About 15km into my ride, another rider blew past me. The speed difference was so big that I didn’t even consider upping the pace. From what I could see, he was riding a Giant Propel, too, in rainbow colors. That’s a custom built and pretty special.
I was now getting hungry and saw a Pannekoekenhuis next to a roundabout. The place was pretty big but looked nice enough so I stopped to pull up its Google Rating.
3.9 out of 5 on Google Reviews. Normally, I wouldn’t consider even consider this.
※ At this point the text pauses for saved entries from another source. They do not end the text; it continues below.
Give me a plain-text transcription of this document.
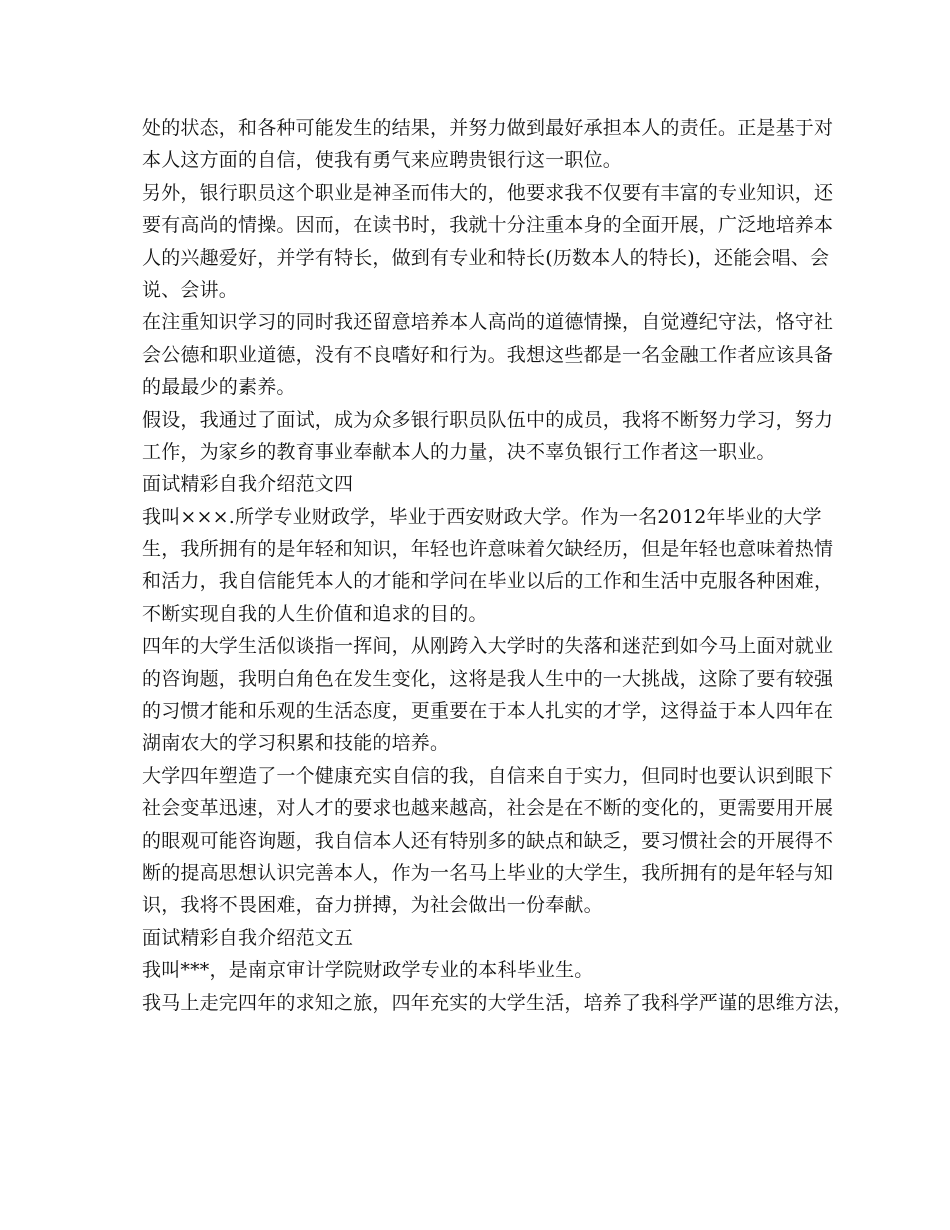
处的状态，和各种可能发生的结果，并努力做到最好承担本人的责任。正是基于对
本人这方面的自信，使我有勇气来应聘贵银行这一职位。
另外，银行职员这个职业是神圣而伟大的，他要求我不仅要有丰富的专业知识，还
要有高尚的情操。因而，在读书时，我就十分注重本身的全面开展，广泛地培养本
人的兴趣爱好，并学有特长，做到有专业和特长(历数本人的特长)，还能会唱、会
说、会讲。
在注重知识学习的同时我还留意培养本人高尚的道德情操，自觉遵纪守法，恪守社
会公德和职业道德，没有不良嗜好和行为。我想这些都是一名金融工作者应该具备
的最最少的素养。
假设，我通过了面试，成为众多银行职员队伍中的成员，我将不断努力学习，努力
工作，为家乡的教育事业奉献本人的力量，决不辜负银行工作者这一职业。
面试精彩自我介绍范文四
我叫×××.所学专业财政学，毕业于西安财政大学。作为一名2012年毕业的大学
生，我所拥有的是年轻和知识，年轻也许意味着欠缺经历，但是年轻也意味着热情
和活力，我自信能凭本人的才能和学问在毕业以后的工作和生活中克服各种困难，
不断实现自我的人生价值和追求的目的。
四年的大学生活似谈指一挥间，从刚跨入大学时的失落和迷茫到如今马上面对就业
的咨询题，我明白角色在发生变化，这将是我人生中的一大挑战，这除了要有较强
的习惯才能和乐观的生活态度，更重要在于本人扎实的才学，这得益于本人四年在
湖南农大的学习积累和技能的培养。
大学四年塑造了一个健康充实自信的我，自信来自于实力，但同时也要认识到眼下
社会变革迅速，对人才的要求也越来越高，社会是在不断的变化的，更需要用开展
的眼观可能咨询题，我自信本人还有特别多的缺点和缺乏，要习惯社会的开展得不
断的提高思想认识完善本人，作为一名马上毕业的大学生，我所拥有的是年轻与知
识，我将不畏困难，奋力拼搏，为社会做出一份奉献。
面试精彩自我介绍范文五
我叫***，是南京审计学院财政学专业的本科毕业生。
我马上走完四年的求知之旅，四年充实的大学生活，培养了我科学严谨的思维方法，
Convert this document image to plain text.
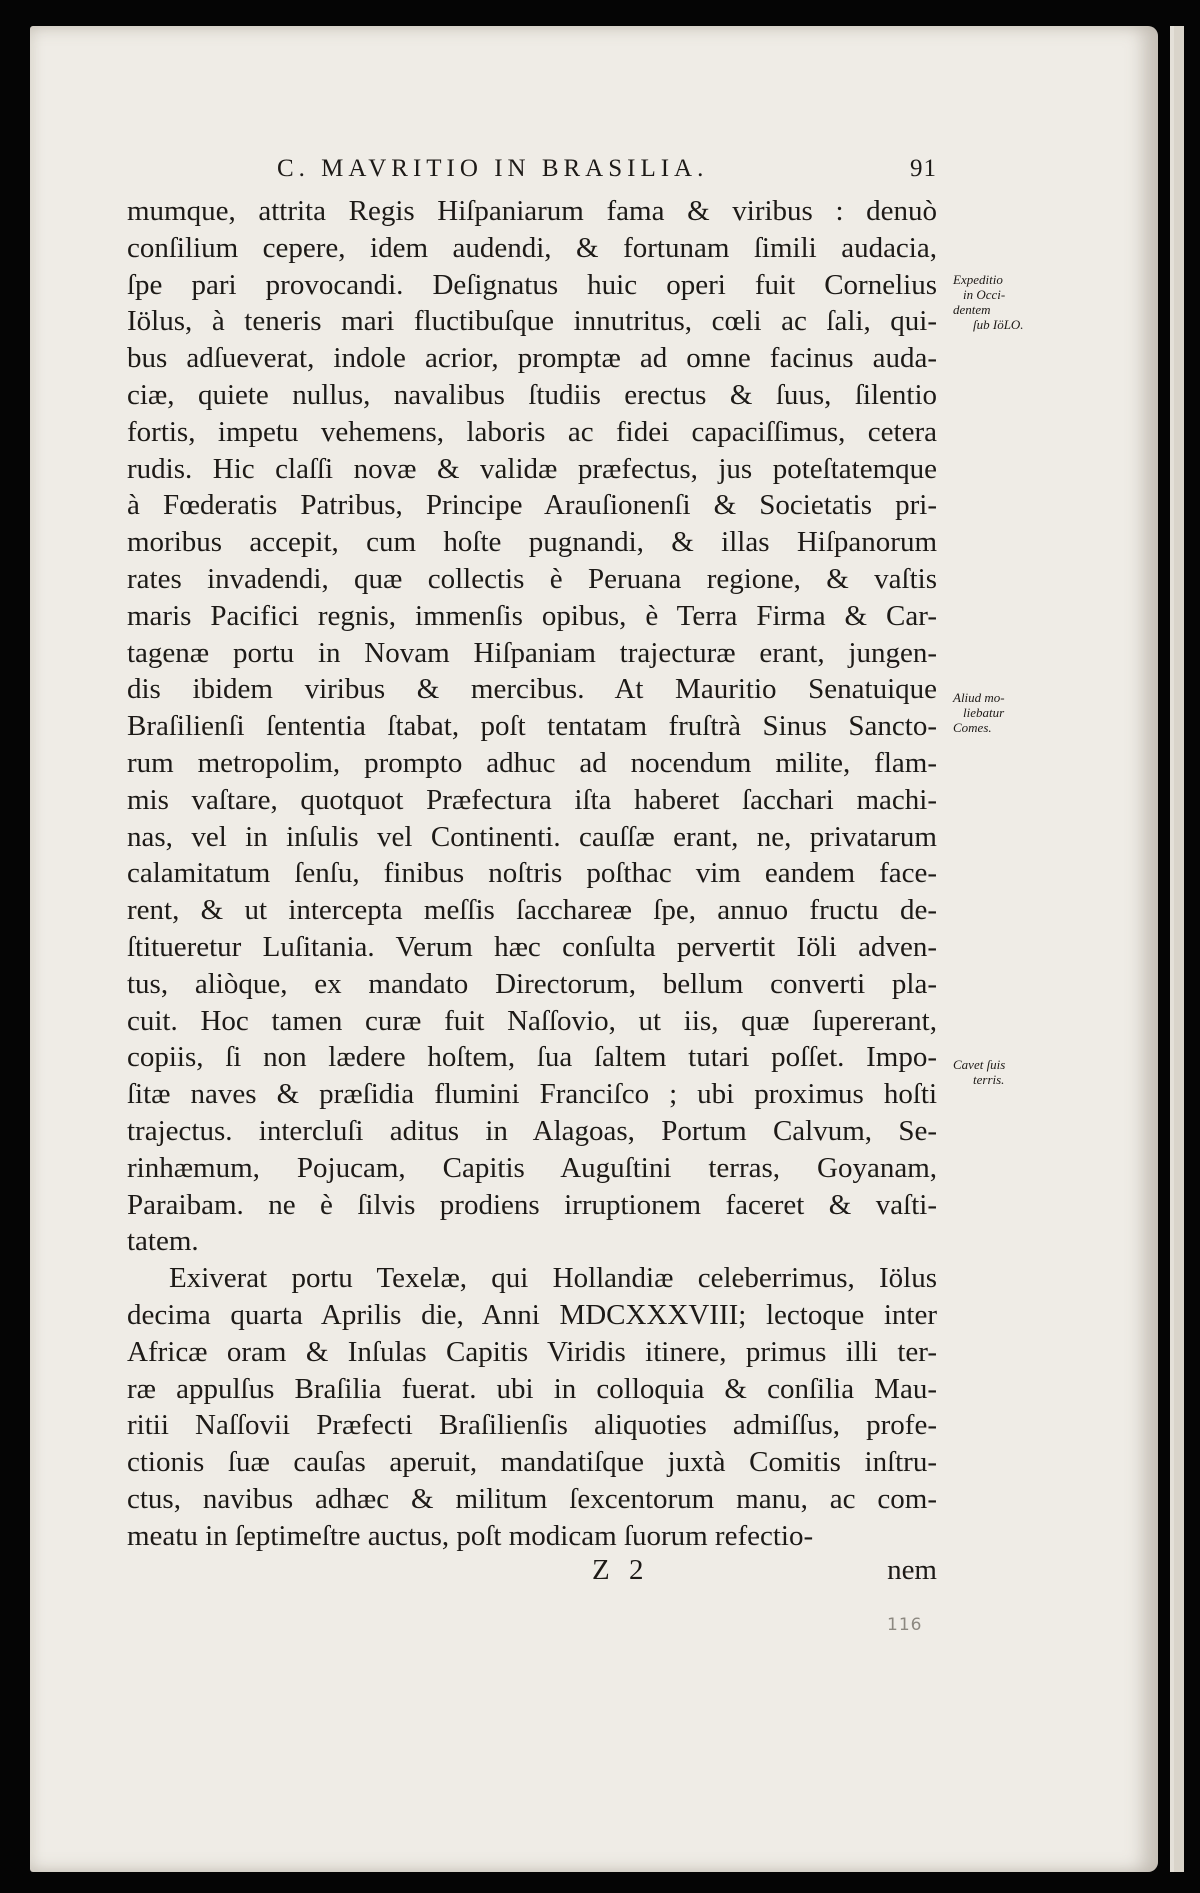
C. MAVRITIO IN BRASILIA.	91
mumque, attrita Regis Hiſpaniarum fama & viribus : denuò
conſilium cepere, idem audendi, & fortunam ſimili audacia,
ſpe pari provocandi. Deſignatus huic operi fuit Cornelius
Iölus, à teneris mari fluctibuſque innutritus, cœli ac ſali, qui-
bus adſueverat, indole acrior, promptæ ad omne facinus auda-
ciæ, quiete nullus, navalibus ſtudiis erectus & ſuus, ſilentio
fortis, impetu vehemens, laboris ac fidei capaciſſimus, cetera
rudis. Hic claſſi novæ & validæ præfectus, jus poteſtatemque
à Fœderatis Patribus, Principe Arauſionenſi & Societatis pri-
moribus accepit, cum hoſte pugnandi, & illas Hiſpanorum
rates invadendi, quæ collectis è Peruana regione, & vaſtis
maris Pacifici regnis, immenſis opibus, è Terra Firma & Car-
tagenæ portu in Novam Hiſpaniam trajecturæ erant, jungen-
dis ibidem viribus & mercibus. At Mauritio Senatuique
Braſilienſi ſententia ſtabat, poſt tentatam fruſtrà Sinus Sancto-
rum metropolim, prompto adhuc ad nocendum milite, flam-
mis vaſtare, quotquot Præfectura iſta haberet ſacchari machi-
nas, vel in inſulis vel Continenti. cauſſæ erant, ne, privatarum
calamitatum ſenſu, finibus noſtris poſthac vim eandem face-
rent, & ut intercepta meſſis ſacchareæ ſpe, annuo fructu de-
ſtitueretur Luſitania. Verum hæc conſulta pervertit Iöli adven-
tus, aliòque, ex mandato Directorum, bellum converti pla-
cuit. Hoc tamen curæ fuit Naſſovio, ut iis, quæ ſupererant,
copiis, ſi non lædere hoſtem, ſua ſaltem tutari poſſet. Impo-
ſitæ naves & præſidia flumini Franciſco ; ubi proximus hoſti
trajectus. intercluſi aditus in Alagoas, Portum Calvum, Se-
rinhæmum, Pojucam, Capitis Auguſtini terras, Goyanam,
Paraibam. ne è ſilvis prodiens irruptionem faceret & vaſti-
tatem.
Exiverat portu Texelæ, qui Hollandiæ celeberrimus, Iölus
decima quarta Aprilis die, Anni MDCXXXVIII; lectoque inter
Africæ oram & Inſulas Capitis Viridis itinere, primus illi ter-
ræ appulſus Braſilia fuerat. ubi in colloquia & conſilia Mau-
ritii Naſſovii Præfecti Braſilienſis aliquoties admiſſus, profe-
ctionis ſuæ cauſas aperuit, mandatiſque juxtà Comitis inſtru-
ctus, navibus adhæc & militum ſexcentorum manu, ac com-
meatu in ſeptimeſtre auctus, poſt modicam ſuorum refectio-
Z 2	nem
Expeditio
in Occi-
dentem
ſub IöLO.
Aliud mo-
liebatur
Comes.
Cavet ſuis
terris.
116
Somehow though, I started reading the reviews and it seemed that most criticism had to do with service when the place is crowded. Nice when you can visit it on a Tuesday, so I gave it a try. It wasn’t the cheapest of places (15€ for the pancake I ordered), but then again the portion was huge and delicious. In hindsight, going for the vegetarian pancake with loads of cheese on (and in) it wasn’t the easiest on my stomach. Still, it tasted exquisite and I didn’t have any problems afterward. As a bonus, the coke I ordered came in a ~330ml glass, not the usual super-mini 230ml that one gets in the Netherlands (hail to Bavaria, where standard drink size is 500ml, for anything really). The experience got me thinking, though: What are the implications of mediocre ratings to restaurants? Why would you ever go to a place with a low rating?
What followed was an overall really nice ride, with some stunning (small) roads and good scenery. The Netherlands isn’t entirely full of channels, just as typical in this part of the country is heath (as shown on the picture above, heath on the left, a road with an alley in the middle and a “bos”, forest, to the right). The route also had me see my first visit to Utrecht. I had the feeling that people were pushing their bikes much harder than elsewhere in the Netherlands (or maybe I was just tired?).
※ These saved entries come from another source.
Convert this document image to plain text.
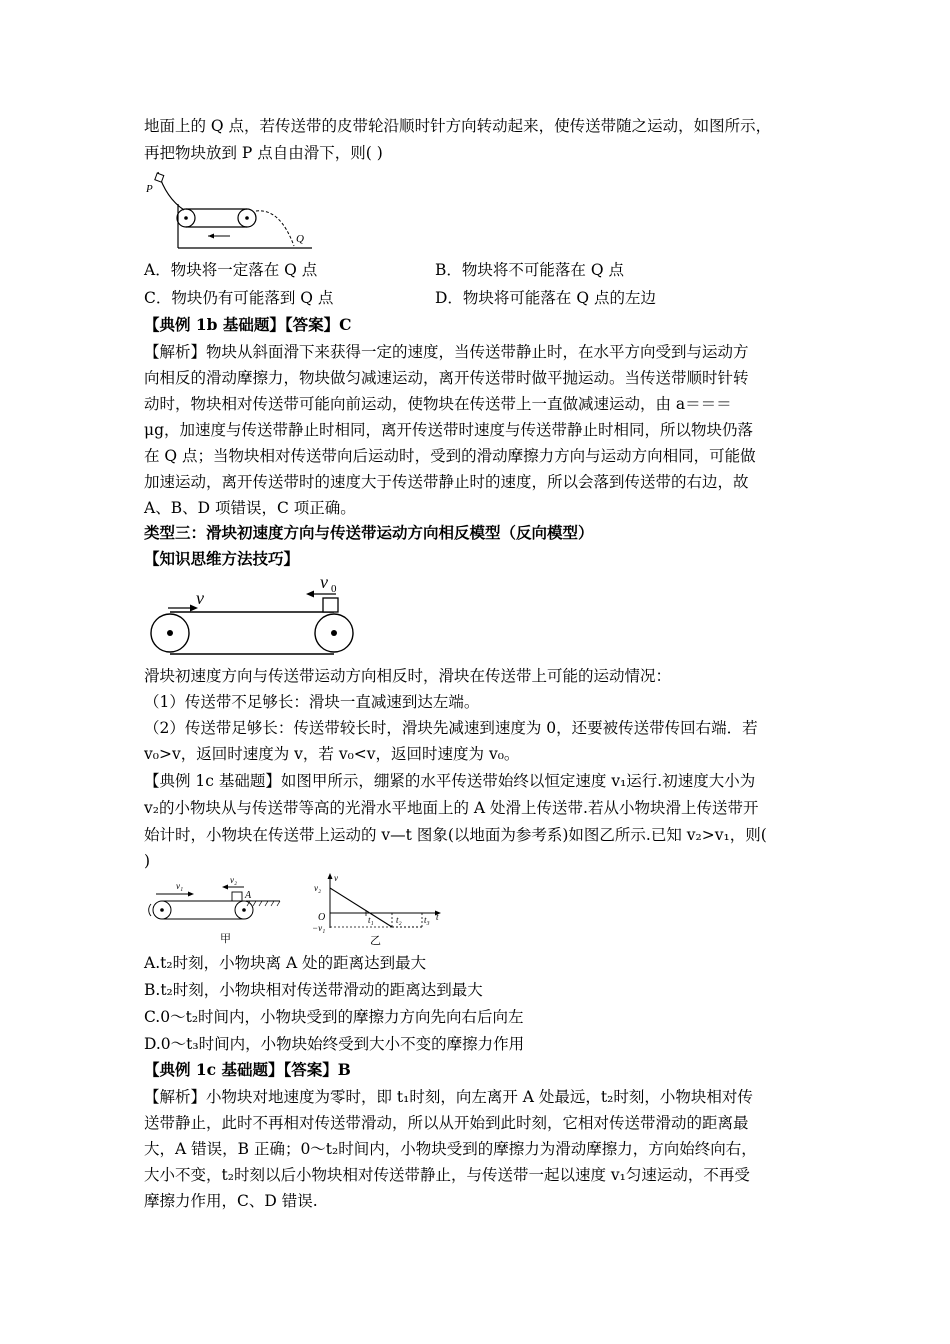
地面上的 Q 点，若传送带的皮带轮沿顺时针方向转动起来，使传送带随之运动，如图所示，
再把物块放到 P 点自由滑下，则( )
P
Q
A．物块将一定落在 Q 点	B．物块将不可能落在 Q 点
C．物块仍有可能落到 Q 点	D．物块将可能落在 Q 点的左边
【典例 1b 基础题】【答案】C
【解析】物块从斜面滑下来获得一定的速度，当传送带静止时，在水平方向受到与运动方
向相反的滑动摩擦力，物块做匀减速运动，离开传送带时做平抛运动。当传送带顺时针转
动时，物块相对传送带可能向前运动，使物块在传送带上一直做减速运动，由 a＝＝＝
μg，加速度与传送带静止时相同，离开传送带时速度与传送带静止时相同，所以物块仍落
在 Q 点；当物块相对传送带向后运动时，受到的滑动摩擦力方向与运动方向相同，可能做
加速运动，离开传送带时的速度大于传送带静止时的速度，所以会落到传送带的右边，故
A、B、D 项错误，C 项正确。
类型三：滑块初速度方向与传送带运动方向相反模型（反向模型）
【知识思维方法技巧】
v
v 0
滑块初速度方向与传送带运动方向相反时，滑块在传送带上可能的运动情况：
（1）传送带不足够长：滑块一直减速到达左端。
（2）传送带足够长：传送带较长时，滑块先减速到速度为 0，还要被传送带传回右端．若
v₀>v，返回时速度为 v，若 v₀<v，返回时速度为 v₀。
【典例 1c 基础题】如图甲所示，绷紧的水平传送带始终以恒定速度 v₁运行.初速度大小为
v₂的小物块从与传送带等高的光滑水平地面上的 A 处滑上传送带.若从小物块滑上传送带开
始计时，小物块在传送带上运动的 v—t 图象(以地面为参考系)如图乙所示.已知 v₂>v₁，则(
)
v₁
v₂
A
甲
v
t
O
v₂
−v₁
t₁ t₂ t₃
乙
A.t₂时刻，小物块离 A 处的距离达到最大
B.t₂时刻，小物块相对传送带滑动的距离达到最大
C.0～t₂时间内，小物块受到的摩擦力方向先向右后向左
D.0～t₃时间内，小物块始终受到大小不变的摩擦力作用
【典例 1c 基础题】【答案】B
【解析】小物块对地速度为零时，即 t₁时刻，向左离开 A 处最远，t₂时刻，小物块相对传
送带静止，此时不再相对传送带滑动，所以从开始到此时刻，它相对传送带滑动的距离最
大，A 错误，B 正确；0～t₂时间内，小物块受到的摩擦力为滑动摩擦力，方向始终向右，
大小不变，t₂时刻以后小物块相对传送带静止，与传送带一起以速度 v₁匀速运动，不再受
摩擦力作用，C、D 错误.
In the last 15km, I followed the “autobahn” track into Den Haag. The bike path is literally next to a very big highway (at least three lanes in each direction) and there was lots of traffic coming out of Den Haag. No wonder, it was also around office closing time. Unfortunately, I also got overtaken by two riders!
Even with 115km in the legs, I just couldn’t let the guys ride away.
While the first one was on a huge touring bike with a tri-steerer (what a machine!), the second one, drafting, had a pretty old race bike. Once I had collected myself, I was able to up the pace enough to sort of stabilize the distance to them. Then, as the pacemaker and his companion separated, I slowly crept up on the old race bike (with a youngish rider though!). Just before the section near the highway ended, I managed to overtake. Chaka. This is kind of ridiculous of course (for a number of reasons), but one certainly is that I probably have a 50 or so Watt advantage on my bike.
Since I forgot to replace the battery, unfortunately no RPM data today :(. I also noted how the speed data simply based on GPS was pretty jumpy and not as smooth as with the sensor.